Il cibo come linguaggio per raccontare, e tra una ricetta e un’altra, i ricordi dei suoi 4 amici al bar, tra le esperienze condivise con Massimo Bottura, le feste a Vico Equense con Gennarino Esposito, quelle con Moreno Cedroni, le risate con Pino Cuttaia. C’è qualcosa di incredibilmente poetico nel sapere che questi uomini, insieme, non hanno semplicemente condiviso attimi gli uni accanto agli altri, ma hanno costruito una strada. Vite che hanno fatto la storia gastronomica italiana, non uno da solo, ma tutti insieme. E così, forse, se la colatura di alici è diventata quello che è, il merito sarà anche di Massimo Bottura che ha sempre promosso questo borgo e i suoi prodotti. “Con Massimo ci vediamo poco però c’è un legame forte, un’empatia. A lui rubo la sua famosa frase sul parmigiano nelle vene tramutandola così: I miei muscoli sono fatti di alici salate e nel mio sangue scorre colatura di alici tradizionale di Cetara”. Perché a Cetara la colatura di alici pare, effettivamente, scorrere nelle vene di chi qui c’è nato: “E’ il mio Chanel numero 5. Si sente di mare, di reti bagnate, di amplesso femminile”. Così Pasquale Torrente la descrive.

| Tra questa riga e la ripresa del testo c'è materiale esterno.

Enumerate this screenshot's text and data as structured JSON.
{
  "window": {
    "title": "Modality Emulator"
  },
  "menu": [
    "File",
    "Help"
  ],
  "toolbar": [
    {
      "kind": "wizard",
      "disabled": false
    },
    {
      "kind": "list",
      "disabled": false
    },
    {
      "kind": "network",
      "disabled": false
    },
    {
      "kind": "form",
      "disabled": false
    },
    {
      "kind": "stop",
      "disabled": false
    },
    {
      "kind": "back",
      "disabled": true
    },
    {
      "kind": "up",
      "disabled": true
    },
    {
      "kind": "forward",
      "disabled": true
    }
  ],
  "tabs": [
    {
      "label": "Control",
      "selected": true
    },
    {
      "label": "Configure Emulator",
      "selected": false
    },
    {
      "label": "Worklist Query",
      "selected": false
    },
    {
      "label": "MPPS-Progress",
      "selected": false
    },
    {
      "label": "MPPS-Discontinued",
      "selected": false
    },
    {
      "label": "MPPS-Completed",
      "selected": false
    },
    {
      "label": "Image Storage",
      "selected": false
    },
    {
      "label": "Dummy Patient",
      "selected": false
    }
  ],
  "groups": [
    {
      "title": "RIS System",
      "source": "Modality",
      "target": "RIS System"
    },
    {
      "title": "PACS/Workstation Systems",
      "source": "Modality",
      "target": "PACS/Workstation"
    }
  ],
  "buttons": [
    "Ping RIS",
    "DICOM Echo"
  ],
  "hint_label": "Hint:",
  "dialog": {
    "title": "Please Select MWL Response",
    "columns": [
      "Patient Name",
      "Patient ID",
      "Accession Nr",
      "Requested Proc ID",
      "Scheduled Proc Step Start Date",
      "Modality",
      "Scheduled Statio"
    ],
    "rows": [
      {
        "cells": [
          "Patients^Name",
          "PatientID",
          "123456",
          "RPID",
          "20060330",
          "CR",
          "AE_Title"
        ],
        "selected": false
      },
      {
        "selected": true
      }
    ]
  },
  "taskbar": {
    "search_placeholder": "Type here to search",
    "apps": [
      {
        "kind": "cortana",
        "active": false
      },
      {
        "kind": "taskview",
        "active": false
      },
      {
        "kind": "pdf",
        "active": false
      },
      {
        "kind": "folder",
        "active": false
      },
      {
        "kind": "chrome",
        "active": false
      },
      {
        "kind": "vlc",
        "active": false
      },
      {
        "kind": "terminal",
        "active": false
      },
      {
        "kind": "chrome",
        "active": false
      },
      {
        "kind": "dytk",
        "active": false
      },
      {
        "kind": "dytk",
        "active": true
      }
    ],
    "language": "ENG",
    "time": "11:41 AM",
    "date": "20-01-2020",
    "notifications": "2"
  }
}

E sarà stato proprio quel sentire che Pasquale trasmette coi suoi occhi, così piccoli e così profondi, che avrà fiutato anche Oscar Farinetti, un visionario che ci aveva visto lungo e bene con Pasquale Torrente. Ed infatti da quell’incontro fortuito e quanto mai fortunato ne è venuto fuori il grande progetto di Eataly e oggi Pasquale gestisce tre spazi nelle strutture di Roma, Dubai e Bologna. Un ultimo, recentissimo, approdo poi anche in Basilicata con la nuova apertura de Il Posticino di Potenza. Ma il punto è che la sua impresa più eccezionale è rimasta la semplicità. Di chi ti porta a tavola un menù così semplice, che semplicemente ti spiega, che semplicemente si mangia. La semplicità, quell’impresa eccezionale, che in molti stentano a raggiungere, da Pasquale Torrente del ristorante Al Convento di Cetara è, invece, il primo ingrediente.